Since it sounds like you’re more interested in the implementation details, the bad news is that they are determined experimentally (and some experience and intuition, which is obtained experimentally…). A good cat/dog classifier is developed by trial and error and not from a set recipe. You can research specific problem domains and find out what particular neural nets work well for that problem as many have published solutions that work very well.
Back to the regression, I can teach a computer to compute a regression algebraically since I know how to do it. A neural net regression is the computer analog of plotting the points for the regression and estimating the line of best fit with a straightedge. We always have to remember that determining how neural nets learn is close to equivalent to determining how we learn, and we’re not far beyond trial and error on either front.
Thank you @Jagaya and @jeremy.a.gray for your answers
Not really?

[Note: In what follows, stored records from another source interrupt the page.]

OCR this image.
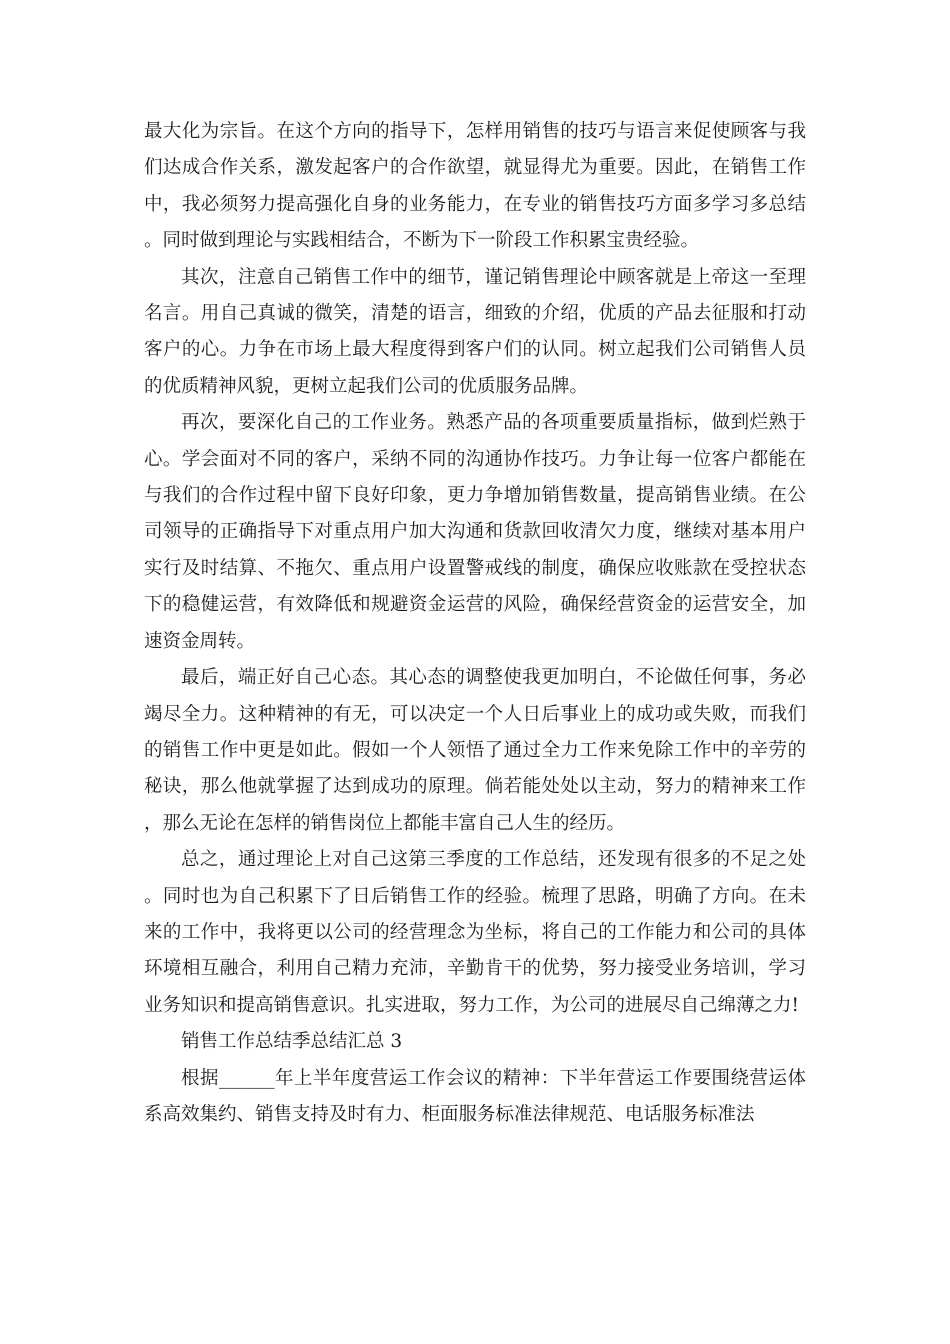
最大化为宗旨。在这个方向的指导下，怎样用销售的技巧与语言来促使顾客与我们达成合作关系，激发起客户的合作欲望，就显得尤为重要。因此，在销售工作中，我必须努力提高强化自身的业务能力，在专业的销售技巧方面多学习多总结。同时做到理论与实践相结合，不断为下一阶段工作积累宝贵经验。

其次，注意自己销售工作中的细节，谨记销售理论中顾客就是上帝这一至理名言。用自己真诚的微笑，清楚的语言，细致的介绍，优质的产品去征服和打动客户的心。力争在市场上最大程度得到客户们的认同。树立起我们公司销售人员的优质精神风貌，更树立起我们公司的优质服务品牌。

再次，要深化自己的工作业务。熟悉产品的各项重要质量指标，做到烂熟于心。学会面对不同的客户，采纳不同的沟通协作技巧。力争让每一位客户都能在与我们的合作过程中留下良好印象，更力争增加销售数量，提高销售业绩。在公司领导的正确指导下对重点用户加大沟通和货款回收清欠力度，继续对基本用户实行及时结算、不拖欠、重点用户设置警戒线的制度，确保应收账款在受控状态下的稳健运营，有效降低和规避资金运营的风险，确保经营资金的运营安全，加速资金周转。

最后，端正好自己心态。其心态的调整使我更加明白，不论做任何事，务必竭尽全力。这种精神的有无，可以决定一个人日后事业上的成功或失败，而我们的销售工作中更是如此。假如一个人领悟了通过全力工作来免除工作中的辛劳的秘诀，那么他就掌握了达到成功的原理。倘若能处处以主动，努力的精神来工作，那么无论在怎样的销售岗位上都能丰富自己人生的经历。

总之，通过理论上对自己这第三季度的工作总结，还发现有很多的不足之处。同时也为自己积累下了日后销售工作的经验。梳理了思路，明确了方向。在未来的工作中，我将更以公司的经营理念为坐标，将自己的工作能力和公司的具体环境相互融合，利用自己精力充沛，辛勤肯干的优势，努力接受业务培训，学习业务知识和提高销售意识。扎实进取，努力工作，为公司的进展尽自己绵薄之力!

销售工作总结季总结汇总 3

根据______年上半年度营运工作会议的精神：下半年营运工作要围绕营运体系高效集约、销售支持及时有力、柜面服务标准法律规范、电话服务标准法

Like, “trial and error” is a broad concept and the way an optimization for a NN works is in no way compareable to how the brain works. Not just because the brain has more “neurons” but because those neurons build sub-structures with specific tasks while at the same time the brain has some plasticity which allows it to adjust to differnt aspects and sometimes one area can take over tasks from another.
Sowhere in the billion-year history of life it might come down to “trial and error” but with the modern brain, we have a structure with a level of functionality and “learning” which far outperforms the mere “trial and error” concept of ML.